We have a 529 college savings plan with about $20,000 for our son who will be starting college this coming fall. What is the best way to use the money in this account?
There are several possible strategies for how to use a 529 college savings plan to pay for college. One strategy involves using as much of the available funds as possible during the student’s first year in college and the rest, if any, during the second year. Another strategy involves spending the money in equal increments over the student’s college career. For example, this strategy would spend one-quarter of the money each year for a student enrolled in a four-year degree program. Which of these strategies is better?
There are several principles that can influence the strategy used to spend the money in a 529 plan.
If the family is potentially eligible for the American Opportunity Tax Credit (AOTC), it should carve out $4,000 in qualified expenses (tuition and textbooks) to be paid for with cash or loans. The same qualified expenses cannot be used to justify both the tax credit and the tax-free distribution from a 529 plan. IRS coordination restrictions prevent double-dipping. The financial value of the AOTC per dollar of qualified expenses exceeds the financial value of a tax-free distribution from a 529 plan. So, the family should reserve $4,000 in qualified expenses to qualify for the AOTC each year, potentially reducing the amount of the 529 plan distribution.
To the extent that savings replaces unsubsidized loans, taking a 529 plan distribution earlier can reduce the amount of interest that accrues on the unsubsidized loan and is capitalized over the in-school and grace periods. Note that 529 plan distributions should not be used to replace subsidized loans, since the federal government pays the interest on subsidized loans during the in-school and grace periods. For example, suppose a student takes a $5,000 Direct Unsubsidized Loan in two installments as a college freshman. Assuming a 6% interest rate, this loan will accumulate $1,275 in interest by the time the loan enters repayment. That compares with the $375 in interest that will accumulate on a $5,000 Direct Unsubsidized Loan borrowed as a college senior. With the added impact on compound interest during a 10-year repayment term, the timing of the loan adds nearly $1,200 in interest over the life of the loan.

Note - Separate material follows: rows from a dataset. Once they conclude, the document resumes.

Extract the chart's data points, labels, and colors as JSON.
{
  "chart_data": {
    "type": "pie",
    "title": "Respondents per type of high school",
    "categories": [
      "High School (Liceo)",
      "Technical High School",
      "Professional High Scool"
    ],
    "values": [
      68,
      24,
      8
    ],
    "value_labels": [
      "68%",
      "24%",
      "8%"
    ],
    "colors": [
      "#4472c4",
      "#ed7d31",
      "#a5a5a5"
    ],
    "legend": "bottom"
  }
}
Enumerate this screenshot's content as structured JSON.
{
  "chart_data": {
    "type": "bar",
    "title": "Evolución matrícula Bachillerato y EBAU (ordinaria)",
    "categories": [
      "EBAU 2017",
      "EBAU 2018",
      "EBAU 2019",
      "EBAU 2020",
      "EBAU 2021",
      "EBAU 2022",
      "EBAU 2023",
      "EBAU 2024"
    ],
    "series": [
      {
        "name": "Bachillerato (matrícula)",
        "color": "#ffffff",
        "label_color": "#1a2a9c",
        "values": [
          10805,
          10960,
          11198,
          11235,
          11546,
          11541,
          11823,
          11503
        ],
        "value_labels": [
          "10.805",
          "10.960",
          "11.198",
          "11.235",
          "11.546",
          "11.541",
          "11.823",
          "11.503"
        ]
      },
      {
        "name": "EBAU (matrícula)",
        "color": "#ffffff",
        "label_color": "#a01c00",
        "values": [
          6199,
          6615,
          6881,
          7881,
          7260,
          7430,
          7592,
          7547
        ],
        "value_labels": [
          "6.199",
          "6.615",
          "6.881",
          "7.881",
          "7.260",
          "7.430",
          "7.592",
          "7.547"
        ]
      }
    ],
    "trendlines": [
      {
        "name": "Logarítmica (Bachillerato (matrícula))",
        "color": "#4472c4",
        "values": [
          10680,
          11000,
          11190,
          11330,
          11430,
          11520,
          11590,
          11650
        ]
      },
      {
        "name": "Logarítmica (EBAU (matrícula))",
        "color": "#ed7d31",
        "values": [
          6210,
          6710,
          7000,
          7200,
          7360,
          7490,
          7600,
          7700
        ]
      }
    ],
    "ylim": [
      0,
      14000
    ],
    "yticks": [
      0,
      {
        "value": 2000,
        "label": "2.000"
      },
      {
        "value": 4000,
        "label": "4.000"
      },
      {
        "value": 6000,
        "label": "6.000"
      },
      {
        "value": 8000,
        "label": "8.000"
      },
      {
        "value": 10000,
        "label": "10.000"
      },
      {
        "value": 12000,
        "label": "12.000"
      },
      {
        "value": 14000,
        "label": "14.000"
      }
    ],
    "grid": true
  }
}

The Direct Unsubsidized Loan is subject to annual loan limits. If the student decides to not borrow unsubsidized loans during one year, the student cannot borrow that money during a subsequent year. So, if spending all of the 529 plan assets during the freshman year will leave the student with insufficient borrowing capacity in a subsequent year, the student may wish to reduce the 529 plan distributions during his or her freshman year in order to borrow more that year, as needed. For example, suppose the college’s net price is $10,000 during the freshman year, $11,000 during the sophomore year, $12,000 during the junior year and $14,000 during the senior year. Annual loan limits for the Direct Unsubsidized Loan are $5,500, $6,500, $7,500 and $7,500, respectively. If the student spends the $20,000 in 529 plan assets during the freshman and sophomore years, he will have a shortfall of $4,500 during the junior year and $6,500 during the senior year after borrowing to the limit. If the student takes distributions of $4,500 during the freshman, sophomore and junior years and $6,500 during the senior year, the annual loan limits can cover the gap.
Money in a 529 plan that is owned by a dependent student or the dependent student’s custodial parent will be treated as a parent asset on the FAFSA (Free Application for Federal Student Aid). This can reduce eligibility for need-based aid by as much as 5.64% of the asset value. So, spending down the 529 plan assets to zero as quickly as possible can increase the student’s eligibility for need-based aid by preventing the 529 plan assets from reducing aid eligibility in subsequent years. (This is in contrast with a grandparent-owned 529 plan, where the asset value does not affect eligibility for need-based aid, but rather only distributions are counted against need-based aid eligibility in a subsequent academic year. In such a circumstance the grandparents may wish to wait until the senior year in college to take a distribution, when there is no subsequent year’s FAFSA to be affected by the distribution.)
Note that contributions to a 529 plan can continue during the college years, potentially qualifying for a state income tax deduction or credit based on contributions to the state’s 529 plan. If the income tax benefit is based just on the contributions during the tax year, the taxpayer can claim the state income tax deduction or credit every year. If the income tax benefit is based on contributions net of distributions, however, the taxpayer can claim the state income tax deduction or credit every other year.